乳がんの早期発見精度を99%以上に向上させた、日本発のAI開発スタートアップ
東京を拠点に、自動車産業、製造業、ライフサイエンスの分野で世界的に活躍するAI開発のスタートアップがある。ディープラーニングを中心とした機械学習技術を利用してIoTにおけるソリューションを提供し、トヨタ自動車やファナックといった大手と協業するPreferred Networks(プリファード・ネットワークス、以下PFN)だ。2016年7月には、DeNAとの合弁会社PFDeNAも設立している。
そのPFNが1月にサンフランシスコで開催された「RE.WORK Deep Learning Summit 2017」で、ディープラーニングを利用して乳がんの早期発見精度を99%以上に高める技術を開発したと発表している。
PFN創業者で代表取締役社長の西川徹氏は、PFNの母体となるPreferred Infrastructure(プリファード・インストラクチャー、以下PFI)を2006年、大学院在学中に設立。PFIの創業メンバーはACM-ICPC(国際大学対抗プログラミングコンテスト)世界大会に、西川氏とともに出場したメンバーだ。PFIでは、情報検索、自然言語処理、機械学習、分散システムなどの技術を用いたソフトウェア開発を行ってきた。
IoTの発展にともない、ビッグデータを処理する技術としてのディープラーニングに対する取り組みを加速させるため、2014年3月にPFIからスピンオフして設立されたのがPFNだ。PFNでは2017年2月現在、日本電信電話(NTT)から2億円、ファナックから9億円、トヨタ自動車から10億円の出資を受けており、自動車業界や産業用ロボットの分野ではトヨタやファナックと業務提携して、産業IoTやロボティクスに応用できるAIの開発を行っている。

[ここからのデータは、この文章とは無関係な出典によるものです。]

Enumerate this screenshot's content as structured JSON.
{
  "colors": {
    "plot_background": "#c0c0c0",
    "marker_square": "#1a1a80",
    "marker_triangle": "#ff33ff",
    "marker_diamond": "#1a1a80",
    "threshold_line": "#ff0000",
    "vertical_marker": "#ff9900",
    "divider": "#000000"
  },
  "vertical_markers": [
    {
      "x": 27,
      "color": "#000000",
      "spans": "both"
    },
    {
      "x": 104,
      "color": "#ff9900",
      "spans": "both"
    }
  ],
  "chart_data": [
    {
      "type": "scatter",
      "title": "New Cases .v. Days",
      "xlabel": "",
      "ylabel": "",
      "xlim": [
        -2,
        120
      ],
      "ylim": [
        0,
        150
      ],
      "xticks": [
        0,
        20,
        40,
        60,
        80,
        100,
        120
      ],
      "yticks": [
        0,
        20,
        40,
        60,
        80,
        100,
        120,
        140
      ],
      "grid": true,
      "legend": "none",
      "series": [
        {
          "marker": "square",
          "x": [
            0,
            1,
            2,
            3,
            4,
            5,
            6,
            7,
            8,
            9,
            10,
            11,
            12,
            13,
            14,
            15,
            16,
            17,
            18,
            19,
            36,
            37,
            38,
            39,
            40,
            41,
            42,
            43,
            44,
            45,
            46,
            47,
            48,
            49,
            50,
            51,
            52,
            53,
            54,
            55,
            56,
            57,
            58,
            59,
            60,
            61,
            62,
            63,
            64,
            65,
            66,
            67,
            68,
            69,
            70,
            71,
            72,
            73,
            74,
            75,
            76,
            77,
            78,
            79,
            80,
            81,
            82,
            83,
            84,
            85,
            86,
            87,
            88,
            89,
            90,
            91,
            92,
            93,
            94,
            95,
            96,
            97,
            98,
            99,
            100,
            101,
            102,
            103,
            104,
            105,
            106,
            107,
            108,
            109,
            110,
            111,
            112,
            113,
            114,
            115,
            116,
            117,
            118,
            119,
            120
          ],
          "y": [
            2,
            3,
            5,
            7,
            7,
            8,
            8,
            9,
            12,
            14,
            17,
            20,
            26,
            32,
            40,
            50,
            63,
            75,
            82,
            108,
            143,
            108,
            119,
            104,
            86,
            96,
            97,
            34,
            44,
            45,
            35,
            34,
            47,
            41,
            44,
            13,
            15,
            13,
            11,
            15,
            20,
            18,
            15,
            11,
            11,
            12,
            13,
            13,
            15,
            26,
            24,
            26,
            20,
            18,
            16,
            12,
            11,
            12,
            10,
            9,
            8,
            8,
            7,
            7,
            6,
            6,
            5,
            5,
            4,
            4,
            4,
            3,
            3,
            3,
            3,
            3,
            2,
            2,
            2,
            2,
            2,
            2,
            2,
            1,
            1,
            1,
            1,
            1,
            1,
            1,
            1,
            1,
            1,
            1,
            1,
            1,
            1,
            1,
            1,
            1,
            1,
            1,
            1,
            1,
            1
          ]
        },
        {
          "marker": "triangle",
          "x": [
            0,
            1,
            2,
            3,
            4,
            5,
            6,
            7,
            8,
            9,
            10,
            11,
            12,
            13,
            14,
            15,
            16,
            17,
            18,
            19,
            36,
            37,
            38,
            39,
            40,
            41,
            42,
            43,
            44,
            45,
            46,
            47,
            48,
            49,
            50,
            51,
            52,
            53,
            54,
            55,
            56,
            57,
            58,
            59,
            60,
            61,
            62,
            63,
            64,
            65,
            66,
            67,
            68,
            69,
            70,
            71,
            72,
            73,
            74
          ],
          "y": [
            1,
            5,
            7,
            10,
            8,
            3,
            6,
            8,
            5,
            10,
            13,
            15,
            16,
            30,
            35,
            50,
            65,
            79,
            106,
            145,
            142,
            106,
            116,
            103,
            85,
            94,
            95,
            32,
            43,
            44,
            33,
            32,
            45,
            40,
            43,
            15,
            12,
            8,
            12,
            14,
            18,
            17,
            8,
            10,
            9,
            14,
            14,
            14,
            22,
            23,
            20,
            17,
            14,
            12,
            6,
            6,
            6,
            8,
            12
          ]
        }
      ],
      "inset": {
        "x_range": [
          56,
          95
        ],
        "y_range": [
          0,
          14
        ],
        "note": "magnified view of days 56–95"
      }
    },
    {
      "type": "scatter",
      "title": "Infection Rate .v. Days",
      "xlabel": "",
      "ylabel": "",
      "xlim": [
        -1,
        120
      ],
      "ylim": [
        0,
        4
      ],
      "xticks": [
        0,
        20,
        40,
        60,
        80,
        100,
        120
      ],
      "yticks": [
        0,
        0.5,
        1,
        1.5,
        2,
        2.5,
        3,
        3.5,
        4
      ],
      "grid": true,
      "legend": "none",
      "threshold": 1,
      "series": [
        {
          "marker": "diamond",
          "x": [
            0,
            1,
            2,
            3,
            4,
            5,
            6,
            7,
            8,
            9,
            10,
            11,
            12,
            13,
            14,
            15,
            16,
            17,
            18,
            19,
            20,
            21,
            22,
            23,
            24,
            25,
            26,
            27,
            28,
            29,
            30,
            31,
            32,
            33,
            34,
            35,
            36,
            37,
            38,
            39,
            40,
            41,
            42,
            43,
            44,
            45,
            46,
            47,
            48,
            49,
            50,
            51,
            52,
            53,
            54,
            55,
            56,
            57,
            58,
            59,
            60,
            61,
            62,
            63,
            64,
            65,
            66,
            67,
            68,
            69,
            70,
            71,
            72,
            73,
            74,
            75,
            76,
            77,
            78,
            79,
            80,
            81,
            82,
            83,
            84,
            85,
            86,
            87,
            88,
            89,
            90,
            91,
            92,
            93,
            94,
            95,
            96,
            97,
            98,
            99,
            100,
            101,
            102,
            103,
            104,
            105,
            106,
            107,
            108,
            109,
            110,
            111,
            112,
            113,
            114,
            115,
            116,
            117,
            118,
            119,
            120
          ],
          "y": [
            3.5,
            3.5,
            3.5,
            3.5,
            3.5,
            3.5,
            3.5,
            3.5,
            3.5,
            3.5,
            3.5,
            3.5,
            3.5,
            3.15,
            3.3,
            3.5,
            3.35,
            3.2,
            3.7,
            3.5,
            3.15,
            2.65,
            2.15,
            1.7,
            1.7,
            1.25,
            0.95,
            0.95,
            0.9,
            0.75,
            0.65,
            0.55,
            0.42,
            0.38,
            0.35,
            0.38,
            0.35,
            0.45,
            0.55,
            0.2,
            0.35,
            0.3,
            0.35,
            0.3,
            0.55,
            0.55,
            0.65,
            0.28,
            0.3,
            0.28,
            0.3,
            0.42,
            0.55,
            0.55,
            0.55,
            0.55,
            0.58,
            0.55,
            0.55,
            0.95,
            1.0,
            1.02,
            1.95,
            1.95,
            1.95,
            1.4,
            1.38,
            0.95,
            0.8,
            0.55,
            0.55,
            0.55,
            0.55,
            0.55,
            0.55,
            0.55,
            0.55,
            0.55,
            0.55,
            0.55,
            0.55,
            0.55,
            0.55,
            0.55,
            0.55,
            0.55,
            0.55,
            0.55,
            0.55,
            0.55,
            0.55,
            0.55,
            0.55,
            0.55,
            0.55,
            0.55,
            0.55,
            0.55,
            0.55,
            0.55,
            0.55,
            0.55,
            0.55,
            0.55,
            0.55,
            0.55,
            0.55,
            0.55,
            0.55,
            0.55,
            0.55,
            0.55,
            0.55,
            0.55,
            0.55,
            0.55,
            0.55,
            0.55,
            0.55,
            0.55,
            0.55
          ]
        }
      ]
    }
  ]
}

PFNでは今回の発表に先立ち、2016年10月にPFNがん研究所を設立。ディープラーニングなどのAI技術を生かし、ゲノム解析による個別化医療の実現に向け、新しいがん診療法の確立などを進めると発表していた。また、2016年11月には国立がん研究センター、産業技術総合研究所と、AIを活用した統合的がん医療システムの開発プロジェクトを開始。国立がん研究センターに蓄積されている膨大かつ詳細な臨床データや、ゲノム、画像情報や血液など網羅的な生体分子情報、疫学データ、そして文献情報といった多種多様な情報をAIを利用して統合的に解析し、個人に最適化された医療を提供できるようながん医療システムの開発と実用化を目指す、としている。

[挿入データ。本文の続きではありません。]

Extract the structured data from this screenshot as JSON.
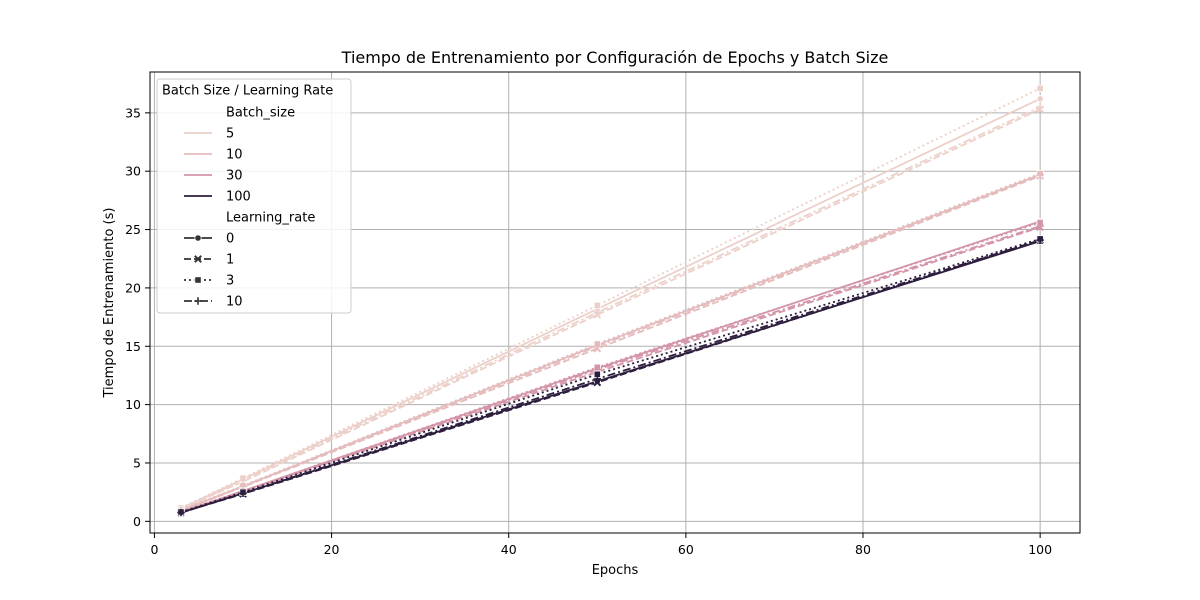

今回発表された技術では、血液やゲノムなどの解析データをAIに総合的に学習させることで、乳がんの早期発見精度を従来の8割程度から99%以上へと大きく向上。約5000の症例で高い精度を確認できた。PFNによれば、数10種類のがんへ応用できるメドも立っていて、実用化すれば、わずかな血液から従来より安く精度の高い検査が可能になるという。PFNでは、2017年中に臨床試験を開始し、2〜3年後の実用化を目指すとしている。